Ketika saya mendengar apa yang terjadi, kami pergi ke kantor DySP Kottarakkara dalam perjalanan pulang dari pusat dan mengajukan keluhan, kata sang ayah.
Dia melanjutkan: Saya juga berbicara dengan fakultas, yang mengatakan bahwa tidak ada peran dalam mengadakan ujian dan hanya menyediakan infrastruktur yang diperlukan.
Dia mengatakan otoritas perguruan tinggi mengatakan kepadanya bahwa mereka juga menyelidiki apa yang terjadi dan bahwa agen luar yang berbasis di Chadayamangalam di sini bertanggung jawab untuk melakukan ujian.
Selanjutnya saya juga mendapat telepon dari Kalam SP yang mengatakan bahwa polisi Chadayamangalam sedang menyelidiki masalah ini dan bagaimana saya harus melanjutkan.
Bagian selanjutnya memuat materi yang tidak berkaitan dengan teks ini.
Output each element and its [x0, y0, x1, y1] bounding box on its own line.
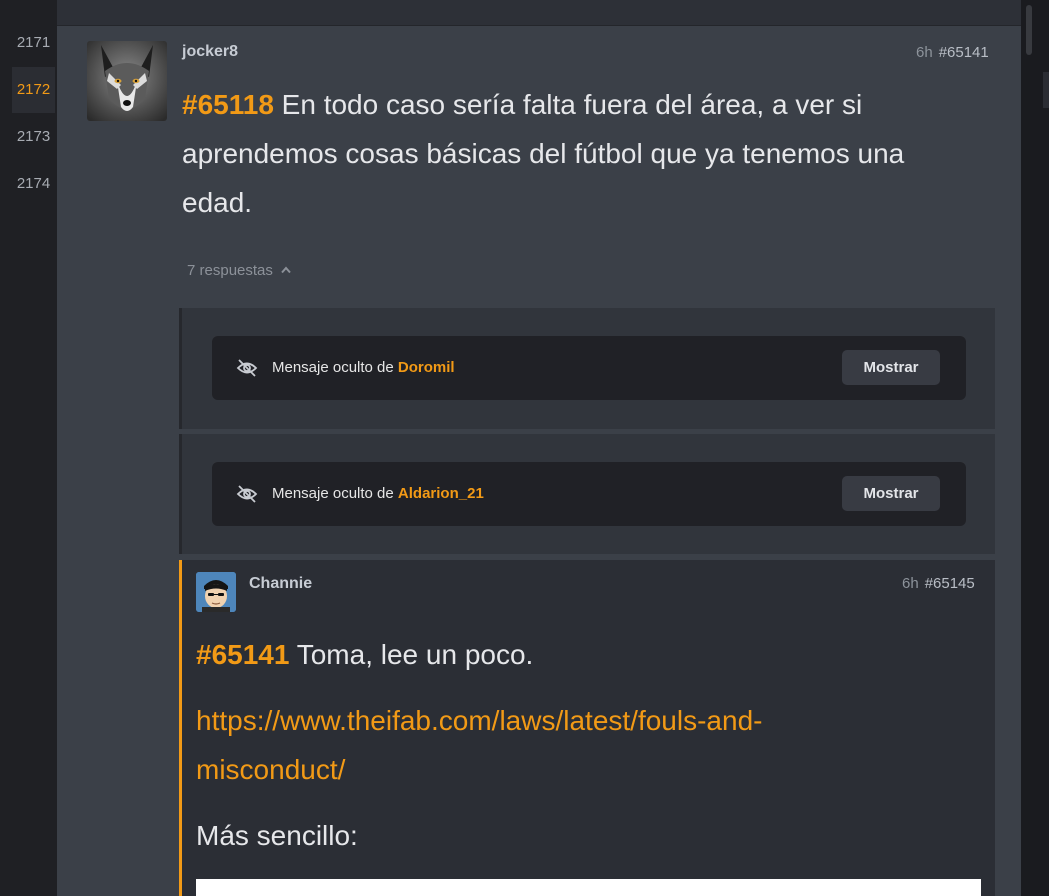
cartoon-face-avatar[interactable]	[196, 572, 236, 612]
quote-reference[interactable]: #65141	[196, 639, 289, 670]
post-author[interactable]: jocker8	[182, 43, 238, 61]
post-text: En todo caso sería falta fuera del área,…	[182, 89, 905, 218]
hidden-message-card: Mensaje oculto de Doromil Mostrar	[212, 336, 966, 400]
eye-slash-icon	[236, 359, 258, 377]
page-link-2174[interactable]: 2174	[12, 161, 55, 207]
hidden-message-user[interactable]: Doromil	[398, 359, 455, 376]
post-number[interactable]: #65141	[939, 44, 989, 61]
page-navigation: 2171 2172 2173 2174	[0, 0, 57, 896]
replies-toggle[interactable]: 7 respuestas	[187, 262, 291, 279]
replies-label: 7 respuestas	[187, 262, 273, 279]
reply-author[interactable]: Channie	[249, 575, 312, 593]
hidden-message-label: Mensaje oculto de	[272, 359, 394, 376]
post-time: 6h	[916, 44, 933, 61]
chevron-up-icon	[281, 266, 291, 274]
hidden-reply-block: Mensaje oculto de Doromil Mostrar	[179, 308, 995, 429]
page-link-2173[interactable]: 2173	[12, 114, 55, 160]
page-link-2171[interactable]: 2171	[12, 20, 55, 66]
scrollbar-thumb[interactable]	[1026, 5, 1032, 55]
hidden-message-label: Mensaje oculto de	[272, 485, 394, 502]
hidden-message-user[interactable]: Aldarion_21	[398, 485, 484, 502]
quote-reference[interactable]: #65118	[182, 89, 274, 120]
hidden-message-text: Mensaje oculto de Doromil	[272, 359, 455, 376]
cartoon-face-image	[196, 572, 236, 612]
right-sidebar-edge	[1021, 0, 1049, 896]
reply-card: Channie 6h #65145 #65141 Toma, lee un poc…	[179, 560, 995, 896]
show-hidden-button[interactable]: Mostrar	[842, 350, 940, 385]
eye-slash-icon	[236, 485, 258, 503]
hidden-reply-block: Mensaje oculto de Aldarion_21 Mostrar	[179, 434, 995, 554]
previous-post-bottom	[57, 0, 1021, 26]
wolf-avatar-image	[87, 41, 167, 121]
reply-number[interactable]: #65145	[925, 575, 975, 592]
ifab-link[interactable]: https://www.theifab.com/laws/latest/foul…	[196, 705, 762, 737]
page-link-2172-current[interactable]: 2172	[12, 67, 55, 113]
post-meta: 6h #65141	[916, 44, 989, 61]
reply-first-line: #65141 Toma, lee un poco.	[196, 639, 533, 671]
post-body: #65118 En todo caso sería falta fuera de…	[182, 80, 982, 227]
show-hidden-button[interactable]: Mostrar	[842, 476, 940, 511]
embedded-image-preview[interactable]	[196, 879, 981, 896]
hidden-message-card: Mensaje oculto de Aldarion_21 Mostrar	[212, 462, 966, 526]
hidden-message-text: Mensaje oculto de Aldarion_21	[272, 485, 484, 502]
sidebar-panel-edge	[1043, 72, 1049, 108]
reply-time: 6h	[902, 575, 919, 592]
reply-text: Toma, lee un poco.	[296, 639, 534, 670]
ifab-link-continued[interactable]: misconduct/	[196, 754, 345, 786]
reply-meta: 6h #65145	[902, 575, 975, 592]
wolf-avatar[interactable]	[87, 41, 167, 121]
reply-second-text: Más sencillo:	[196, 820, 358, 851]
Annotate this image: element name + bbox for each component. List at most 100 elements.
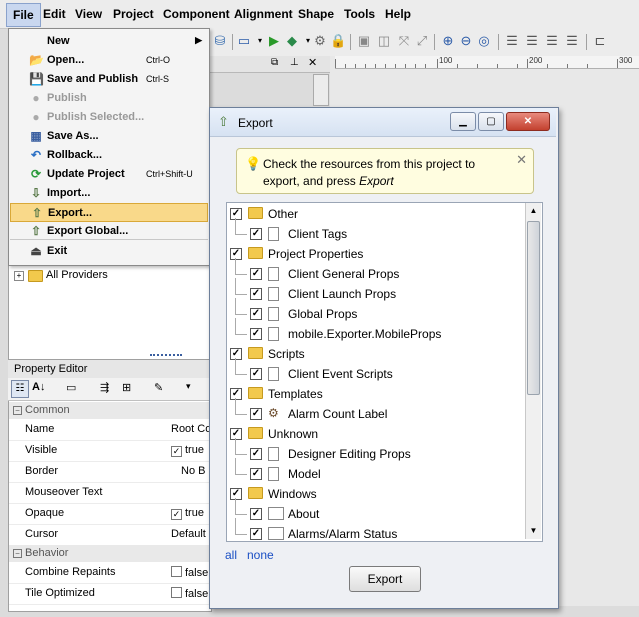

“Saya mengatakan kepadanya bahwa saya tidak hanya melakukan ini untuk putri saya, saya melakukannya untuk semua gadis dan wanita lain di luar sana. Di masa depan, tidak ada orang tua lain yang harus menghadapi situasi ini lagi. Saya bersedia melakukan apa saja untuk ini.” ..
“Saya juga akan pindahkan Komnas HAM karena saya merasa ini juga pelanggaran HAM. Ini jangan sampai terjadi lagi di negara kita,” ujarnya.
Dia juga mengatakan bahwa putrinya, yang merupakan siswa teladan, masih belum pulih dari pengalaman dan duduk di sebuah ruangan tanpa berbicara dengan siapa pun.
“Kami berharap dia masuk ke salah satu perguruan tinggi tingkat nasional, tetapi karena apa yang terjadi, dia tidak bisa berkonsentrasi saat ujian,” katanya.
Dia mengatakan putri sulungnya juga telah muncul untuk pemeriksaan medis di masa lalu, tetapi ini adalah pengalaman pertama bagi mereka.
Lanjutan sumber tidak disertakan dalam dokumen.